By examining individual articles, we found a great deal of earth science research happens in Africa. But much of it appears to be “parachute” science.
This is when researchers from developed nations work in Africa (for example, doing field work and collecting samples) without involving in-country scientists. African scientists may be excluded altogether, or left out when articles are being written for publication.
In the medical and health science fields, practitioners are becoming very aware of the negative impacts this can have. Some journals are becoming stricter in accepting this type of work, because it continues old colonial patterns in science and marginalises the prospects of in-country researchers.

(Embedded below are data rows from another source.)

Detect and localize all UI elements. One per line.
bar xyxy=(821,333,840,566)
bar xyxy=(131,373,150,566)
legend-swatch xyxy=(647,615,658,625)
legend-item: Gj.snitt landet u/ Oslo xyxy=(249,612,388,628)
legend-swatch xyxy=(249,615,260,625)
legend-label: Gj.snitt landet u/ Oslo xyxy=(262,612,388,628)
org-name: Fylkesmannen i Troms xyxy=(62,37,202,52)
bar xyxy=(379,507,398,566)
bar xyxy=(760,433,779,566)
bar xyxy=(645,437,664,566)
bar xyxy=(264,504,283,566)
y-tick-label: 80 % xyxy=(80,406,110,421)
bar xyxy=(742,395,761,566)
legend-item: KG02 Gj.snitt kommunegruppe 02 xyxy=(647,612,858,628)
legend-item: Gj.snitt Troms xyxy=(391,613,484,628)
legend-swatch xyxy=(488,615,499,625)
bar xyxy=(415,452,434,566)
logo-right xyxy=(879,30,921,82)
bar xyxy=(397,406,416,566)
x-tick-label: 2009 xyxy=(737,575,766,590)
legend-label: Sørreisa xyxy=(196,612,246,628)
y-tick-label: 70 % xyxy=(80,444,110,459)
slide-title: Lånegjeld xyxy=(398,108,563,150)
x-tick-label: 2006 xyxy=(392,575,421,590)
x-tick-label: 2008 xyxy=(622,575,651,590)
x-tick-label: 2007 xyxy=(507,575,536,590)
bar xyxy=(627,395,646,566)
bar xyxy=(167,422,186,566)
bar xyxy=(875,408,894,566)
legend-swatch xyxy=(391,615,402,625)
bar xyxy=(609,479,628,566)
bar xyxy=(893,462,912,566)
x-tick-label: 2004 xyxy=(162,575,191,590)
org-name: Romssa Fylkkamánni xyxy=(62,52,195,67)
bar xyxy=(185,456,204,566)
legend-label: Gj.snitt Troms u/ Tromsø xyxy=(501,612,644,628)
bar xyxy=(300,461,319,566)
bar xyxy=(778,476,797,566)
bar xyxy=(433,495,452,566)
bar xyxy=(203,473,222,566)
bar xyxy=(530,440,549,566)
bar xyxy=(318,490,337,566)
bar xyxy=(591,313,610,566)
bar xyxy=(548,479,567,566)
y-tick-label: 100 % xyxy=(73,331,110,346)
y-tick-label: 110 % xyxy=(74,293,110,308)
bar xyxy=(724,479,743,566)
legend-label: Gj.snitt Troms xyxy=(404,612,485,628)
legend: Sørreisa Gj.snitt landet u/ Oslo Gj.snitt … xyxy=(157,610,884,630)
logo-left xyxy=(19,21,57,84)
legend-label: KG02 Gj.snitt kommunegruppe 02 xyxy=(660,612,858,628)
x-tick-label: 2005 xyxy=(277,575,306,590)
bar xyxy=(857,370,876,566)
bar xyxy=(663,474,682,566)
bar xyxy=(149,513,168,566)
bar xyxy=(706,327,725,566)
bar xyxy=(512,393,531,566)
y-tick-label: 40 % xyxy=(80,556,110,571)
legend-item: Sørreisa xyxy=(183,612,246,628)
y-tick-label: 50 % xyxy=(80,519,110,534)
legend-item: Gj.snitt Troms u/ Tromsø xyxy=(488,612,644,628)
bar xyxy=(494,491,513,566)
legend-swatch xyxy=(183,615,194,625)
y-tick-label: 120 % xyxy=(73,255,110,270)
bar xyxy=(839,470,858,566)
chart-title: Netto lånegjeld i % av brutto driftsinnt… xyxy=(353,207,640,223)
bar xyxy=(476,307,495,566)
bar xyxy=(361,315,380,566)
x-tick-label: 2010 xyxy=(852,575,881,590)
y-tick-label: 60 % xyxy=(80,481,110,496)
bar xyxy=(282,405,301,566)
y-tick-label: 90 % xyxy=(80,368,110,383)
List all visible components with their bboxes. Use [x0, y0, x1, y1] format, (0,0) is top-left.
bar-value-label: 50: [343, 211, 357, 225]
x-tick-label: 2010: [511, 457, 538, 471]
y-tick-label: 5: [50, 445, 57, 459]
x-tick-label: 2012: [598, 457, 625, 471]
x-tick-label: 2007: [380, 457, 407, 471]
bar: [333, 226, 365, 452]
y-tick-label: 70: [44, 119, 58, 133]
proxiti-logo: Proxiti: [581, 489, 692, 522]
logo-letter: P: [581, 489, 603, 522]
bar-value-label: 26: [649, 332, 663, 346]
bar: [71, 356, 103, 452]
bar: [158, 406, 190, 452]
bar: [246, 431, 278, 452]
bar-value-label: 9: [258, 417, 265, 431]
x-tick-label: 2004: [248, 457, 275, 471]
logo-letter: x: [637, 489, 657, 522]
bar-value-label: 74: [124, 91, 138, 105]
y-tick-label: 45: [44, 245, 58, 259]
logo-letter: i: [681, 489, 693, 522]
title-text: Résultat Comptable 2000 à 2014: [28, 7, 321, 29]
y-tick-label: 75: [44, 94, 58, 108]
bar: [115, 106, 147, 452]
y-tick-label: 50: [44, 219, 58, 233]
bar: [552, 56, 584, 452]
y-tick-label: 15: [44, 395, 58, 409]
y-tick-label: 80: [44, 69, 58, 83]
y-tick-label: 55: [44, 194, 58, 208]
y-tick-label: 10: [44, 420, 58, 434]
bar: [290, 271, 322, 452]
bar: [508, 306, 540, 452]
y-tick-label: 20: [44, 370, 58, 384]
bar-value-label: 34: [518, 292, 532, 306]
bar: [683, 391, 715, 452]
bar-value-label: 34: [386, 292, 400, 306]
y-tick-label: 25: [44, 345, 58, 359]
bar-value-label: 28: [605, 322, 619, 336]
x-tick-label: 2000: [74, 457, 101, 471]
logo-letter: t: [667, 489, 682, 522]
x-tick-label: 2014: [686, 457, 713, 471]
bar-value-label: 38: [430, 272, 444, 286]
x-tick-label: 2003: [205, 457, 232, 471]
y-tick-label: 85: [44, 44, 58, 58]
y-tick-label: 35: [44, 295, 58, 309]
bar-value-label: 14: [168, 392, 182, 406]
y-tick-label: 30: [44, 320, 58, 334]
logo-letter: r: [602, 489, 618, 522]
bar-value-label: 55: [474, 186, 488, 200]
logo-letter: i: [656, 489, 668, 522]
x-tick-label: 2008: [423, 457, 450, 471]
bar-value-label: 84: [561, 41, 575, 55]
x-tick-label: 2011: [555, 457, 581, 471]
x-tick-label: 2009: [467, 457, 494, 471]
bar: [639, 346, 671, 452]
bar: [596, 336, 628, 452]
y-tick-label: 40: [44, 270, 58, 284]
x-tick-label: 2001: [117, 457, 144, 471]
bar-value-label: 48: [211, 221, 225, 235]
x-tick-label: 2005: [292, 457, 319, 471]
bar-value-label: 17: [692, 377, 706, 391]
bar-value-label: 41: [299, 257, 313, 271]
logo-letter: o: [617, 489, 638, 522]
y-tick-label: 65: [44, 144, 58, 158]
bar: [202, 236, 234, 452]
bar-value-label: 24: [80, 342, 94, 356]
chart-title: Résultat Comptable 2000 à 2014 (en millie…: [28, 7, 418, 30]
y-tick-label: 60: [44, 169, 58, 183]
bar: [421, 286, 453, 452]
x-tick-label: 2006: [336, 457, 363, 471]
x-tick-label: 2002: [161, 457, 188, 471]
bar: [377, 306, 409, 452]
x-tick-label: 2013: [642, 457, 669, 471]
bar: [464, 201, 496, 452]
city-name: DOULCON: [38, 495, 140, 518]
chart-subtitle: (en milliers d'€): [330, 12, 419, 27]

If African economies wish to build geoscience capacity, develop their own knowledge and use their own mineral resources, they must spend more on developing and retaining earth scientists and increasing research resources.
Researchers visiting and working in Africa ought to collaborate with their African counterparts, to develop skills and output that has impact. Funding bodies and universities in high-income countries should reevaluate their funding and reward policies to promote this.
Journals should avoid condoning the types of “parachute” science that marginalise researchers in developing countries through their publication of such articles.
Within Africa, it is critical that research institutes and universities reward meaningful research and international collaboration, retain high-quality staff and bolster investment.